One common finding is that investors, and people in general, are overconfident in their abilities. Whether the question pertains to answering trivial facts, our driving abilities, or our stock-picking skills, if you ask a sample of people a sizeable majority of them will claim to be above average.

Rather than looking at “I don’t know,” as an admission of ignorance, investors should look at it as a sign of humility. There are too many stocks, bonds, funds, and ETFs for any one to know enough about some of them, let alone all of them. Warren Buffett came under some criticism during the Internet mania for not investing in technology stocks, let alone Internet stocks. Buffett viewed technology stocks to be outside of his core investing competence.

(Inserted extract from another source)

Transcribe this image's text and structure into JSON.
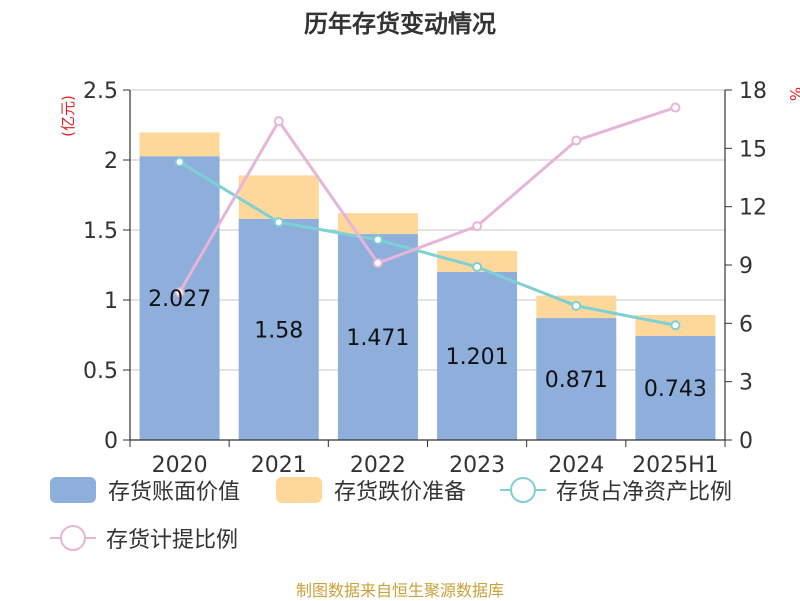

In short, there is no shame in saying those three words.

This point was driven home this week when reading Barron’s this weekend. Sandra Ward interviewed Charles de Vaulx manager of the First Eagle Global Fund (SGENX). de Vaulx has a classic comment you do not often hear from investment managers.

What is your favorite investment now?

There is nothing. (emphasis added) When I look at the top 10 holdings of the fund, there are pretty good companies, businesses with a scope for some intrinsic value to grow over time, companies that have superb balance sheets so they are not about to go bankrupt, but there is nothing dirt-cheap that we are totally excited about.

No forced quips. de Vaulx feels comfortable saying there are no compelling buys out there. One group that is never at a loss for something to say are investment strategists. Michael Santoli in Barron’s surveys Wall Street’s investment strategists and finds no shortage of opinions. While some of these strategists have something interesting to say about the economy and stock market, the simple act of having to constantly forecast the market puts them on shaky ground.

Excellent investors are constantly questioning the underlying assumptions behind their investments. Some times that involves deliberately seeking out contrasting opinions. This may seem like simply seeking out another set of forecasters, but the point is a subtle one. Opinions without some sort of factual or statistical basis are indeed useless. However an intentional search for variant information can help one become a stronger, and more humble investor.

David Ranson and Penny Russell in Barron’s put forth seven opinions that are at utterly at odds with conventional wisdom. Their opinions on inflation, the dollar, the stock market, the housing market and oil prices could all be wrong, but if it helps test your investment theses then it may be worth a look.

Jonathan Clements in the Wall Street Journal is a solid writer on personal finance. The beginning of his piece on “Five Pieces of Conventional Wisdom to Ignore” hits this theme right on the head:

Question everything. (emphasis added)

The longer I write this column, the less faith I have in conventional financial wisdom.

We all rely on rules of thumb and generally accepted notions because we don’t have time to research every financial issue and probe every assumption. Life is just way too short.

Yet conventional financial wisdom often doesn’t stand up to close scrutiny. Here are five ideas I have tossed out in recent years.

The five items are worth reading as well.

In short, question conventional wisdom. Just because somebody smart says something, does not mean it is true. Wise investors are constantly questioning the world around them. Some times we will not have enough of, or the right kind of, information needed to make an informed investment decision. There is no shame in saying, “I don’t know.” Shame comes from acting on limited information, useless forecasts or outdated conventional wisdom.